Pushing Families Out of Public Schools
Increasingly public schools are pushing families out of their children’s education. This will only backfire on them.
In early July, the new Bedford High School principal said he wants to amend school policies to restrict parental involvement in their children’s education. He referred to their behavior as “snowplowing.” The Union Leader said the principal’s intention is to “keep parents from overstepping their bounds.”
So much for encouraging parental involvement.
While some parents may genuinely interfere in their child’s learning, it is extreme to apply a blanket policy that inhibits parental involvement.
But worse than one policy at one school, there is a growing trend among public schools to restrict parental involvement in their children’s education. It seems driven by fear that more parental choice and educational options will “destroy” public education. In fact, it may be what saves it.
At a time when education professionals are embracing individualized learning and families want more options, public schools and their unions are trying to preserve the one-size-fits-all model of education that in truth fits no one.
An innovative program called Learn Everywhere became law in 2018 and before it can begin, the state Department of Education must create governing rules that were recently approved by the state Board of Education. Late last week, the Joint Legislative Committee for Administrative Rules (JLCAR) voted against the department’s proposed rules. Now the DOE must rewrite their proposed rules and have them reviewed and approved by the state BOE before returning to JLCAR at a later date.
This year the Democrat-controlled legislature passed a bill, SB 140, that attempted to repeal the program. Fortunately, Governor Sununu vetoed it a couple weeks ago, but the legislature will have a session day this fall, date TBD, when they will try to override this decision.
JLCAR is another way the legislature can end Learn Everywhere before it can start.
Even the Concord Monitor recognizes that Learn Everywhere empowers families. In its July 20, 2019 article about JLCAR’s vote, it said “advocates of the program prefer a different metric: parental control” and “suddenly, a student’s curriculum could look very different from the one set by his or her school. And parents would be firmly in the driver’s seat.”
Learn Everywhere expands the successful Expanded Learning Opportunities (ELOs) program to empower public high-schoolers to learn outside the limits of a classroom and typical school settings, and now, beyond school-district boundaries. It allows up to 30% of a student’s credits to come from other sources. The Department of Education would review and approve these programs so they are not limited to zip codes; it allows approved organizations to offer educational opportunities that cross multiple school district boundaries. Also, it is similar to the authorization already in place for chartered public schools.

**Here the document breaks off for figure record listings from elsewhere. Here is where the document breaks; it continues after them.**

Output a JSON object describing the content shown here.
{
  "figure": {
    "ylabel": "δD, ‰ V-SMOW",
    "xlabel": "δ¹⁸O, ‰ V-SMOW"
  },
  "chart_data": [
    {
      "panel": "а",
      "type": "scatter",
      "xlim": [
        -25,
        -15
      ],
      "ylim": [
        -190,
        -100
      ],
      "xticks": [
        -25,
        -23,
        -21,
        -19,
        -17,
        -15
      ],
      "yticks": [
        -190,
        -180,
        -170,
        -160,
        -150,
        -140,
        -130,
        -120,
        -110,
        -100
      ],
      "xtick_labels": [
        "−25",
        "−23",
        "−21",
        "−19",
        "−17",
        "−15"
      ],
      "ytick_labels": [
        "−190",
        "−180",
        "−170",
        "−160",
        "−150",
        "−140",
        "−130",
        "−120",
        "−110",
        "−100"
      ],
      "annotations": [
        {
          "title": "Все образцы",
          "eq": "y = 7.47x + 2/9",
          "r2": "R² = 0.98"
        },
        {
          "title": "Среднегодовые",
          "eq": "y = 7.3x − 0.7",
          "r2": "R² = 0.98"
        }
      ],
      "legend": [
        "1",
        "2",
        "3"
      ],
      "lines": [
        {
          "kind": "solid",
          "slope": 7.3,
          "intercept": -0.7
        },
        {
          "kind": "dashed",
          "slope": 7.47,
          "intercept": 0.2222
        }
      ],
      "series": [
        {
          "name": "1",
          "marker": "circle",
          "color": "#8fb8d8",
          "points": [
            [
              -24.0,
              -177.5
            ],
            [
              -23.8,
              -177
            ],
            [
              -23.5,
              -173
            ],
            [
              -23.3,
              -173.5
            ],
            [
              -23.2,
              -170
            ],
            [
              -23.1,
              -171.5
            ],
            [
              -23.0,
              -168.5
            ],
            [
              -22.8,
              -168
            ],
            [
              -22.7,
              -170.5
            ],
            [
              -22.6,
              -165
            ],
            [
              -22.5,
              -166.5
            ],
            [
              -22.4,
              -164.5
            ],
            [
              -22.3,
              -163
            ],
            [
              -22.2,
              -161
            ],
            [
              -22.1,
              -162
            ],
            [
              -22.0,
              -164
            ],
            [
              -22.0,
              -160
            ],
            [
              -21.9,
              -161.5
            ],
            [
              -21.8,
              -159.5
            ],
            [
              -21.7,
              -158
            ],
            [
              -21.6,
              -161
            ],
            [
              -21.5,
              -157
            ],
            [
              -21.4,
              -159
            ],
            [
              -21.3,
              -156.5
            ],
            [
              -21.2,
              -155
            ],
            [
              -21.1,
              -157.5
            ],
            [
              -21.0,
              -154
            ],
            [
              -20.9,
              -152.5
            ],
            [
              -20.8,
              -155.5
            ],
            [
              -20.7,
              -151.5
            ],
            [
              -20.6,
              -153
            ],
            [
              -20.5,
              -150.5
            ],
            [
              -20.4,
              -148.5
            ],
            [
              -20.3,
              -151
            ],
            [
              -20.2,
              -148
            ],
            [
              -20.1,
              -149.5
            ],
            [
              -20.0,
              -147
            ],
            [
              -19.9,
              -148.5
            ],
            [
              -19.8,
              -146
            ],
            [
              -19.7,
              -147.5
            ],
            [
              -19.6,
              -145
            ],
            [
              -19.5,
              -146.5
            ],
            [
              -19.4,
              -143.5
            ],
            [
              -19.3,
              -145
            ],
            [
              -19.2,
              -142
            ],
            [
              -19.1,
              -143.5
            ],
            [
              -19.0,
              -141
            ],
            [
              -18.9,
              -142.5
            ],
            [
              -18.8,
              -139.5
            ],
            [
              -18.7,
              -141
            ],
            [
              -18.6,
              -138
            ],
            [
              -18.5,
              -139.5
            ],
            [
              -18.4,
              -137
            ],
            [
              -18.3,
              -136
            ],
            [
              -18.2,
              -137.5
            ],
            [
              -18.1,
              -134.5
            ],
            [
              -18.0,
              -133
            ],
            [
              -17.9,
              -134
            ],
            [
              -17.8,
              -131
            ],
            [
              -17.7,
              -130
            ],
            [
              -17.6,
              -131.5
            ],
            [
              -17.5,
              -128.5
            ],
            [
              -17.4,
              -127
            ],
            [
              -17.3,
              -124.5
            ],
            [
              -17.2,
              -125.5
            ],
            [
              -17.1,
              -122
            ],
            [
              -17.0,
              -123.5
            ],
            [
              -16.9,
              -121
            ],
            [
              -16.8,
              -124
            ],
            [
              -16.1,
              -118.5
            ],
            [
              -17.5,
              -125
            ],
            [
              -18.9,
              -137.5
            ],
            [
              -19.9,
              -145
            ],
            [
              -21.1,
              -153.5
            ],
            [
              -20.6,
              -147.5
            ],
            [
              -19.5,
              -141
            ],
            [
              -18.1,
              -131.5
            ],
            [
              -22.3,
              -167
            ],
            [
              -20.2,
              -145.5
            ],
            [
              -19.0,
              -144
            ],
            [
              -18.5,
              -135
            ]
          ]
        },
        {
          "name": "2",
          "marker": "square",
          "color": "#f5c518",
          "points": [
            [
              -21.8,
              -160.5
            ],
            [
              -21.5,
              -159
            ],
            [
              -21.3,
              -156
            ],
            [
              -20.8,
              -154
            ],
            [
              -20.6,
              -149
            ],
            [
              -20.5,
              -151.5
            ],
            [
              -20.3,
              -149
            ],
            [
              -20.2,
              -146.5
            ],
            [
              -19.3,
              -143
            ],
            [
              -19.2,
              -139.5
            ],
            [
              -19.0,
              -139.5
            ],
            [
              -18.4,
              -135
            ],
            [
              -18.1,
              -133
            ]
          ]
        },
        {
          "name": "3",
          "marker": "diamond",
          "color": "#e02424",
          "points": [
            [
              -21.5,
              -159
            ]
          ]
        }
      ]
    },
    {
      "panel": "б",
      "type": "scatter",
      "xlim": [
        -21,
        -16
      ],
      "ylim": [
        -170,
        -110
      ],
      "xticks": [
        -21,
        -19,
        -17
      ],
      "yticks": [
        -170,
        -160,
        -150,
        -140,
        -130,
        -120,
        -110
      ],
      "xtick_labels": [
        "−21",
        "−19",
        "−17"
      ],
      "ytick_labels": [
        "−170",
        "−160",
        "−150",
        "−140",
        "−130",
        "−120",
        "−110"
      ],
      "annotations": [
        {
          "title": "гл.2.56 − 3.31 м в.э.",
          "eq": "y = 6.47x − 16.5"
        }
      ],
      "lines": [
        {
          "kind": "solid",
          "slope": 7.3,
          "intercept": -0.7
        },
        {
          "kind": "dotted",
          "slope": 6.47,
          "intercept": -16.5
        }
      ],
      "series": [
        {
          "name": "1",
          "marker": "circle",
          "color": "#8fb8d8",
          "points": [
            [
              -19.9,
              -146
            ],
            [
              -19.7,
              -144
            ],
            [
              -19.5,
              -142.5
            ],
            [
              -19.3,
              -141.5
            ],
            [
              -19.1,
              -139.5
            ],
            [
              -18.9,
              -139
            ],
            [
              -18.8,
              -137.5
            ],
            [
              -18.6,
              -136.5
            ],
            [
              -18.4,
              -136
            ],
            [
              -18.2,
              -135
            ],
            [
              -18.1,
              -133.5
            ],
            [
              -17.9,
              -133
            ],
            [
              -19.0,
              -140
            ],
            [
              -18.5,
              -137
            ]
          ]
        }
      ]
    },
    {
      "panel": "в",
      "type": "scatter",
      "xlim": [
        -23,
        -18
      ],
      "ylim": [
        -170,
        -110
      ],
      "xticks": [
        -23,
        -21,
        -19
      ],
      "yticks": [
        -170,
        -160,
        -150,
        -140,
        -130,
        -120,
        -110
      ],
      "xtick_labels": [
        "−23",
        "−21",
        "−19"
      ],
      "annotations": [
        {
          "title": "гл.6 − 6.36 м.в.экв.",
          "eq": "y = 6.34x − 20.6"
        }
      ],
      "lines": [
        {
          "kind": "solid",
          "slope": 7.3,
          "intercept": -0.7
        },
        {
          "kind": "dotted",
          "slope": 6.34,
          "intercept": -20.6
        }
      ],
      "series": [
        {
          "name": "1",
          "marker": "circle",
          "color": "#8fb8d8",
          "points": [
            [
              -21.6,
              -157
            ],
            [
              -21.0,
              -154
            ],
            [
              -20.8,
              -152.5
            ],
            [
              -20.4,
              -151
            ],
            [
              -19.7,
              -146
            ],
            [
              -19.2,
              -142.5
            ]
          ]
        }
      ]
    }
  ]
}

Participation by students and organizations is optional and does not present a financial burden to the schools. Many of these programs are available for free or reduced fees like those available at the Boys and Girls Clubs, the YMCA, Civil Air Patrol, and other community organizations. Typically, alternative learning programs, like those available through ELOs, are at the family’s expense, not the district’s. For example, if a student enrolls in a dual enrollment class through Southern NH University, those courses are available at a discount, but the family is responsible for the tuition and materials, not the local district school. Learn Everywhere is fully consistent with this existing practice.
Learn Everywhere is also consistent with local control. District public schools have policies governing how many credits from alternative learning options may be applied towards graduation. While Learn Everywhere allows up to 30% to come from alternative sources, the majority of credits must be obtained within the local school’s system. It is a way to allow some customized learning for those students who want options.
At a time when more families want individualized learning and more options are available, Learn Everywhere allows public high schools to retain students that may otherwise leave to access these opportunities. The more unions, administrators, and other public-school officials try to limit educational options, the more families will be forced out of their local schools to access choices that provide better educational fits for their children. Learn Everywhere allows public schools to be responsive to this increased demand for customization and no longer require a one-size-fits-all education for local students.
NH’s public schools are facing increased financial pressures and declining student enrollment. It is time for innovation and Learn Everywhere may be just what public education needs to respond to competitive educational options that could draw more students away from them. Learn Everywhere can be a win-win for schools and students, if they give it a chance.